Why being a translator is not the same as being bilingual
When I mention that I am a German translator, people often ask me which other languages I ‘do’. It is indeed a common misconception that a translator is a person who speaks several languages fluently, a bit like a multilingual walking dictionary. In fact, being bilingual (or even multilingual) is only one prerequisite for being a translator. So what does it actually take to be a translator?
Obviously, a translator needs to be fluent in at least two languages: the source language (from which to translate) and the target language (into which to translate). This entails good command of both languages. Translators generally translate into their mother tongue (first language), since it is the language they are most familiar with. Some also translate the other way round if they master their second language (almost) as well as their first language. This may be the case if you have grown up speaking more than one language or if, as in my case, you live in the country where the second language is spoken and it becomes your first language that you use every day (also called ‘language of habitual use’).
A translator needs to know the culture of the respective countries where the source and the target languages are spoken to be familiar with common phrases, expressions and cultural references and to be able to understand humour, irony, wordplay, etc. To that end, it is vital that a translator lives in each country for a good stretch of time and gets immersed in everyday life.

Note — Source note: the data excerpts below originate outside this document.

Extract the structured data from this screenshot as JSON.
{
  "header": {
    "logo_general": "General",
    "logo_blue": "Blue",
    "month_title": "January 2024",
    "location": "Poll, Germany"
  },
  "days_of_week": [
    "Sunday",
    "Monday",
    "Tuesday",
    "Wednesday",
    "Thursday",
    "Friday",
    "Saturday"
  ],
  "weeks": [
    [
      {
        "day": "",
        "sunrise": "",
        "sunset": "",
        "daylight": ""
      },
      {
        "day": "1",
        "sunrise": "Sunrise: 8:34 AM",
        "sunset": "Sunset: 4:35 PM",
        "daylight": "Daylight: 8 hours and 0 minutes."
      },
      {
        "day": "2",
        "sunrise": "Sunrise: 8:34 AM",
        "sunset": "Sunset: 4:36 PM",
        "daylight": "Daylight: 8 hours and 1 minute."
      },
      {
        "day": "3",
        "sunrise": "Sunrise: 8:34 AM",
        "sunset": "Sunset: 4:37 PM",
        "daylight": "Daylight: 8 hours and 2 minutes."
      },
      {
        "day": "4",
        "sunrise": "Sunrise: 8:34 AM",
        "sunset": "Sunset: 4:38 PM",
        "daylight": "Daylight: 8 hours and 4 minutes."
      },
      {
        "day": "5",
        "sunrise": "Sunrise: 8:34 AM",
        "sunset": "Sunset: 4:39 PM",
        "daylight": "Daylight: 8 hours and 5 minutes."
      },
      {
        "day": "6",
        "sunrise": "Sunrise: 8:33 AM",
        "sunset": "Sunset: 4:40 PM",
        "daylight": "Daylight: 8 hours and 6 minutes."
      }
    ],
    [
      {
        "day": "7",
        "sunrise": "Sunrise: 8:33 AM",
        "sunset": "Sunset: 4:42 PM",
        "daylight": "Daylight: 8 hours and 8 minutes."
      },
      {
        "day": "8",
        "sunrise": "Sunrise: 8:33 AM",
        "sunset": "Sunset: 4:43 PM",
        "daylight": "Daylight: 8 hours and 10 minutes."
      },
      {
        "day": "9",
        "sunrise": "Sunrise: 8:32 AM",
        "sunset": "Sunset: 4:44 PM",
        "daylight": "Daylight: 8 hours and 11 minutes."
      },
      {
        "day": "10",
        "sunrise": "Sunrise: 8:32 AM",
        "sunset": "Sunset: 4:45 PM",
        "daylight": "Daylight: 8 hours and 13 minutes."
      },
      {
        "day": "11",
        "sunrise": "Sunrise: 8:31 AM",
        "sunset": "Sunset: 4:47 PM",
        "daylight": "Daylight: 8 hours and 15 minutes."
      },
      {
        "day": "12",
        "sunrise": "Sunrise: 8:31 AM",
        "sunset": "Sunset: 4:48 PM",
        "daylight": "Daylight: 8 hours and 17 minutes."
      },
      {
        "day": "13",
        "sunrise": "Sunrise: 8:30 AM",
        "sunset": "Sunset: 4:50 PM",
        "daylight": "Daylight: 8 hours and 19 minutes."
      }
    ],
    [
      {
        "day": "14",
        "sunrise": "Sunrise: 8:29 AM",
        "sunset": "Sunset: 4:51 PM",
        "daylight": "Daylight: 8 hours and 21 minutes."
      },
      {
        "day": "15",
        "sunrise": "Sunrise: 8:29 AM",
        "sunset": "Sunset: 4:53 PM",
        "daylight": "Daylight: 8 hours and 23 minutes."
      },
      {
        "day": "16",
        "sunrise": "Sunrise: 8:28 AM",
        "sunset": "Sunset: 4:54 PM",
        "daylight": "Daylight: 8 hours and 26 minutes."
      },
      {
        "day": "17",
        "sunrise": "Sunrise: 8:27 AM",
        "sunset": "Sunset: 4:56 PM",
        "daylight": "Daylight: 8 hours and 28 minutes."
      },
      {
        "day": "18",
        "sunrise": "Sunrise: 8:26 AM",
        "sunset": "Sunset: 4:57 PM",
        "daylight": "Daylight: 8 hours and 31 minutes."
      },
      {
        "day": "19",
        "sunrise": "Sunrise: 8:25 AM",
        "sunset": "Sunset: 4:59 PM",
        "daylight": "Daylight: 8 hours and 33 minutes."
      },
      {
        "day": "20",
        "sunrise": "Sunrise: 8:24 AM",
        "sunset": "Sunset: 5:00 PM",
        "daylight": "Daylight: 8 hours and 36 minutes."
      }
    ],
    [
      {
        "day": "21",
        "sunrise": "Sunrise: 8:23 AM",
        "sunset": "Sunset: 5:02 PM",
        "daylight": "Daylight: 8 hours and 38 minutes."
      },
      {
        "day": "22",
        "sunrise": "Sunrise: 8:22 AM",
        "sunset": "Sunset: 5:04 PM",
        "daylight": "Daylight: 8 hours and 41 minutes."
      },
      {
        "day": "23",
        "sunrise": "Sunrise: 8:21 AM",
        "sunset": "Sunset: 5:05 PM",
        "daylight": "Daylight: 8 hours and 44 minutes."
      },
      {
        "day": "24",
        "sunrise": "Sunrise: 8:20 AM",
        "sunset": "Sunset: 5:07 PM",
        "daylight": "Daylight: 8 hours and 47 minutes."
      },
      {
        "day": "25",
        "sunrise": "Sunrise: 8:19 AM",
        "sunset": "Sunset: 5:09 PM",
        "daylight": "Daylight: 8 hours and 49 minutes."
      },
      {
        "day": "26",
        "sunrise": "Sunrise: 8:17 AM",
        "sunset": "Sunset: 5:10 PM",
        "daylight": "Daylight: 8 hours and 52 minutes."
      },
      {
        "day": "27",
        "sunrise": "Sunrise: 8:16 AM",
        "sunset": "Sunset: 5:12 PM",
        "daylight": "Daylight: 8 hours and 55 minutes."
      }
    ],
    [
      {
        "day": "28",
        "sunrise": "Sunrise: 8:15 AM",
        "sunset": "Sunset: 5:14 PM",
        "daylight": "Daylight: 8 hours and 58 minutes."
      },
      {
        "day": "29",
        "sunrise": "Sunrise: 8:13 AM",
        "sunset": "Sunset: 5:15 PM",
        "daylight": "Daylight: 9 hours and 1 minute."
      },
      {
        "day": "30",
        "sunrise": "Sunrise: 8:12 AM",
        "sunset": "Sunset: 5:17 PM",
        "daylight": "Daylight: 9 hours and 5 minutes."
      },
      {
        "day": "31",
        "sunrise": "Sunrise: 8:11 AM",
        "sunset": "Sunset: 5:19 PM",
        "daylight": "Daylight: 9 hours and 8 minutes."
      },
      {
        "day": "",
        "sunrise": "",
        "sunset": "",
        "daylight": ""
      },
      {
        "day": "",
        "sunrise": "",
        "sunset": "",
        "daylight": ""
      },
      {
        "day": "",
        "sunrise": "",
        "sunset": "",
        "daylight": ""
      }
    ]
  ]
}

Translators are writers. Unless you are translating single words for search engine optimisation or a software programme, translating involves stringing sentences together that make sense and read well. If you translate instruction manuals, your writing skills may not be pushed to the limit, but as soon as you translate material that is going to be used to attract customers or enthral a readership, you need to be able to write a translation that is not only accurate but also attractive. For that reason translation is also called transcreation or localisation, as it involves adapting a message for an audience in a different culture while maintaining the content and intent of the original message at the same time. It means finding the right voice as well as the right words in the target language so that the text evokes the same response in the reader.
It pays to know about the subject you are translating. Otherwise you will have to look up every other word and research the subject matter in detail for every sentence you are translating. This is why translators usually specialise in a few areas in which they have gained expertise, be it through working in that particular field or a hobby that they pursue with a passion. Of course they can still also translate other, more general texts that don’t command extensive subject knowledge.
As a translator, you need to be able to research efficiently and accurately in order to find the correct terms that are commonly used within a particular trade or context. Over time you build up a large glossary you can refer to, but there will always be new terms and phrases that you need to find the right wording for in the target language. A translator doesn’t need to know every single term by heart (unlike interpreters –hats off!), as long as he or she knows where to find the right one when required. This has become a lot easier with the use of the internet, however, there are plenty of dubious and wrong ‘facts’ out there too, so you need to be able to filter out the right ones and know the sources you can trust.
So there we have it: translators are in fact writers who are fluent and competent in at least two languages, with a profound knowledge of more than one culture, expertise in their chosen subject areas and honed research skills. They also have to stay true to the original, adapt to different styles and be unobtrusive in their work, because in the end, the best translations are those that don’t sound like a translation. This is why, at least to me, translating is such an exciting and challenging profession, even if sometimes a little misunderstood.